There were 8.55 million people who were unemployed in May and of those, 1.55 million had been unemployed for a period of 27 weeks or longer. Under the current regulations, federal unemployment benefits expire after 26 weeks of unemployment. However, that may change in the near future as a current bill that has been approved by the Senate and is awaiting a vote in the House would add an additional 13 weeks of cash assistance.
This news comes during the policy debate in Washington regarding supplementary Iraq war financing bill. The unemployment numbers also cooled the speculation that the Fed may try to start slowly increasing the interest rates in an attempt to control the rising gas and food prices as well as provide additional support to the already weak dollar. The next Fed meeting is scheduled for the end of June and there is already plenty of speculation for what the next move by Bernanke may be.

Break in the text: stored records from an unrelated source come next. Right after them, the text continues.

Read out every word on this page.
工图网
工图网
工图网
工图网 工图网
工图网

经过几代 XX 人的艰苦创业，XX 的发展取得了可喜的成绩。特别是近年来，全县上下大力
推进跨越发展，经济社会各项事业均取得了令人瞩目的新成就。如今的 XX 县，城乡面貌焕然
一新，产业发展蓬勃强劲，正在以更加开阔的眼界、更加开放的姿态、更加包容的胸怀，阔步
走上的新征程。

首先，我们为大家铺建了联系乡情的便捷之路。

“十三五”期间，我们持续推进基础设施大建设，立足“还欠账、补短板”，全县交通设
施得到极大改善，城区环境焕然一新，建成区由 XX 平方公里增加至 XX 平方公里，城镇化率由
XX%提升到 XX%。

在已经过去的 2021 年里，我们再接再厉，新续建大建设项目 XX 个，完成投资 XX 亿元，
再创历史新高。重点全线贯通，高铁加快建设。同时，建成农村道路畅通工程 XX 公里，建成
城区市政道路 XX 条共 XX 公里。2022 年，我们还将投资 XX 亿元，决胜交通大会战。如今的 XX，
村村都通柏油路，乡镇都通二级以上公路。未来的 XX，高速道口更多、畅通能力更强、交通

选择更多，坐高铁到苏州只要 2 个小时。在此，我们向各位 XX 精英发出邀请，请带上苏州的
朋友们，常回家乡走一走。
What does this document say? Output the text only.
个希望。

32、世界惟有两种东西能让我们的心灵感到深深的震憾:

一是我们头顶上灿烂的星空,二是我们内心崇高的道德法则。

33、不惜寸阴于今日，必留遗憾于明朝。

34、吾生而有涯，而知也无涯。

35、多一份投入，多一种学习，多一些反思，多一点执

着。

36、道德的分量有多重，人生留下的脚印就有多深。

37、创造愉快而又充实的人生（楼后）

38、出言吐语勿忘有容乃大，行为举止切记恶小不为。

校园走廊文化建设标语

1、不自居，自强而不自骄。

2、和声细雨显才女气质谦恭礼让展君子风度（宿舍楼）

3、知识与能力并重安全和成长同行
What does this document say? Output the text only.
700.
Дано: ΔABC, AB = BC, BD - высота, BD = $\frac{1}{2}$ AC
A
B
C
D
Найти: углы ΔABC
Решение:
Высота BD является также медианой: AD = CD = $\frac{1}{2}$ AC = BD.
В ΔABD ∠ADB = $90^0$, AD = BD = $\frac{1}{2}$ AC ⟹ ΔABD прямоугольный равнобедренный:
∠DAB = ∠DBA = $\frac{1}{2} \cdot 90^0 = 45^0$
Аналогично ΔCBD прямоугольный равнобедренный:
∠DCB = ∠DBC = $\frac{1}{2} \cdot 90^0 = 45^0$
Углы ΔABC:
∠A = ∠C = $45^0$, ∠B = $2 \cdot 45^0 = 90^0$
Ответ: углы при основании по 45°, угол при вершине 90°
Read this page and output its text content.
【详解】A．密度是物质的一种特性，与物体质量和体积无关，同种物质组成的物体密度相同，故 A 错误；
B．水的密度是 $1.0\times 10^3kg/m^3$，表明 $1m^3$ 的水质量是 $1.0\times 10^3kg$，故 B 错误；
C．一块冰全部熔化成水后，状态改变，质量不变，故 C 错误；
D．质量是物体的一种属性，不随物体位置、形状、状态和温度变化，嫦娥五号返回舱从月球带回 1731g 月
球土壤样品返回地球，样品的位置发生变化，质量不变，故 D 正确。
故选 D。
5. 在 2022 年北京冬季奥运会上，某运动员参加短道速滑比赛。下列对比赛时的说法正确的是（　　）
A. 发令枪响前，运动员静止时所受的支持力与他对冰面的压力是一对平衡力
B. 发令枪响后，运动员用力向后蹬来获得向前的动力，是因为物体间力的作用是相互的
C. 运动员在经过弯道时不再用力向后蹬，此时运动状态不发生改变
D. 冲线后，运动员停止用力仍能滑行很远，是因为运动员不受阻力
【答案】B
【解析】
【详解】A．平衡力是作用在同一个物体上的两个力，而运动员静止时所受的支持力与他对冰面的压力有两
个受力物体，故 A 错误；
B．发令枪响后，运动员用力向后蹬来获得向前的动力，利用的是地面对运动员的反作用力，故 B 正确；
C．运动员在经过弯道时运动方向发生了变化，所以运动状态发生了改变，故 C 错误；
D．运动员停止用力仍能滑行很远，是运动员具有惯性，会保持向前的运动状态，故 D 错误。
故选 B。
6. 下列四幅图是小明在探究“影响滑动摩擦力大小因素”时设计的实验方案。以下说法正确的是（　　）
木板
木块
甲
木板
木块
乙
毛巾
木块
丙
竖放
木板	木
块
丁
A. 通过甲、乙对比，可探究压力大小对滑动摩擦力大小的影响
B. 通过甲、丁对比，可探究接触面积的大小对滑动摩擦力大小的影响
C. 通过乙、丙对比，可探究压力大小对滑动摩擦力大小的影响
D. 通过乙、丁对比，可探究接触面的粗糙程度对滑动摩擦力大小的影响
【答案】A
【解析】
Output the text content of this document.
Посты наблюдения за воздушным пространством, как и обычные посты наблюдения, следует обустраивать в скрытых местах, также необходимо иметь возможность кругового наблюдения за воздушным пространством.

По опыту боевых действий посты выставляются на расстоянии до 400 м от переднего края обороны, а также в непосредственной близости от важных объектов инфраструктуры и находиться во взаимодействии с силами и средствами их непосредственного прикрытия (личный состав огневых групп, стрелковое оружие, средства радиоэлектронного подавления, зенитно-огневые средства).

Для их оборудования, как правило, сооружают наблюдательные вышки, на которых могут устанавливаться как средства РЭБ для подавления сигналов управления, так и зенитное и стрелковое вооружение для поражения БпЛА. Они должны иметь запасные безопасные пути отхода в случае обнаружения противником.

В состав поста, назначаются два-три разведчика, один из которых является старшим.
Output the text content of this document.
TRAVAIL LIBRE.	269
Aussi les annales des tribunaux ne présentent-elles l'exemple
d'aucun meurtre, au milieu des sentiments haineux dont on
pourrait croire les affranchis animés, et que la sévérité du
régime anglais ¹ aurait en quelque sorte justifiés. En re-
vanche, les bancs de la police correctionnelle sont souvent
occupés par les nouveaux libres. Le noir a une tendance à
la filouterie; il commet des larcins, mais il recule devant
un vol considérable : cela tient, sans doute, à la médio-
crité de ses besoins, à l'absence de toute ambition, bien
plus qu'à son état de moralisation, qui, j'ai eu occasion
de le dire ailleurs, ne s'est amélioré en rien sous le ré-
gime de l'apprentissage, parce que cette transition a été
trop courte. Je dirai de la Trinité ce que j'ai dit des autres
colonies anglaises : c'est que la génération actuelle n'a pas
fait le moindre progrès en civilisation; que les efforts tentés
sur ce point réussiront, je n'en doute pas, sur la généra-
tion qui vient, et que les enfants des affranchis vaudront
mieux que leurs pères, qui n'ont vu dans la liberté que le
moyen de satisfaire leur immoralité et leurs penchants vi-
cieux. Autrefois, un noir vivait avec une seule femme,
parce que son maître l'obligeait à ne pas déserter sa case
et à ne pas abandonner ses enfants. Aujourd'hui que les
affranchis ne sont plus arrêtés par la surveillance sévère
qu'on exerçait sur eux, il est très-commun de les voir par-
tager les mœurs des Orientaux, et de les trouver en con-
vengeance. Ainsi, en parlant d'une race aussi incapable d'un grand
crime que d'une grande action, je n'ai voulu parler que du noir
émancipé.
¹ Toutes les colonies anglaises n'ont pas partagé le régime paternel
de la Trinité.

As the Fed continuously lowered interest rates for the past 6 months, there was speculation that the economy was stabilizing and the banks were past their worst mortgage woes. However, these labor statistics and other economic indicators paint a very different picture.
What first started as a mortgage crisis has managed to touch all aspects of the economy. As the homeowners were experiencing financial difficulties, they cut their spending - which in turn impacted the sales in the shopping malls, grocery stores, and in the general home improvement category. This decrease in sales forced many businesses to cut payrolls. The business categories that have been hit the hardest include construction, professional and business services, manufacturing, transportation and warehousing, and of course retail.
Although there does not seem to be a bright light in the near future, US is still not considered to be in a recession, at least in accordance with the recession definition. How much worse can this get before we officially hit “recession”?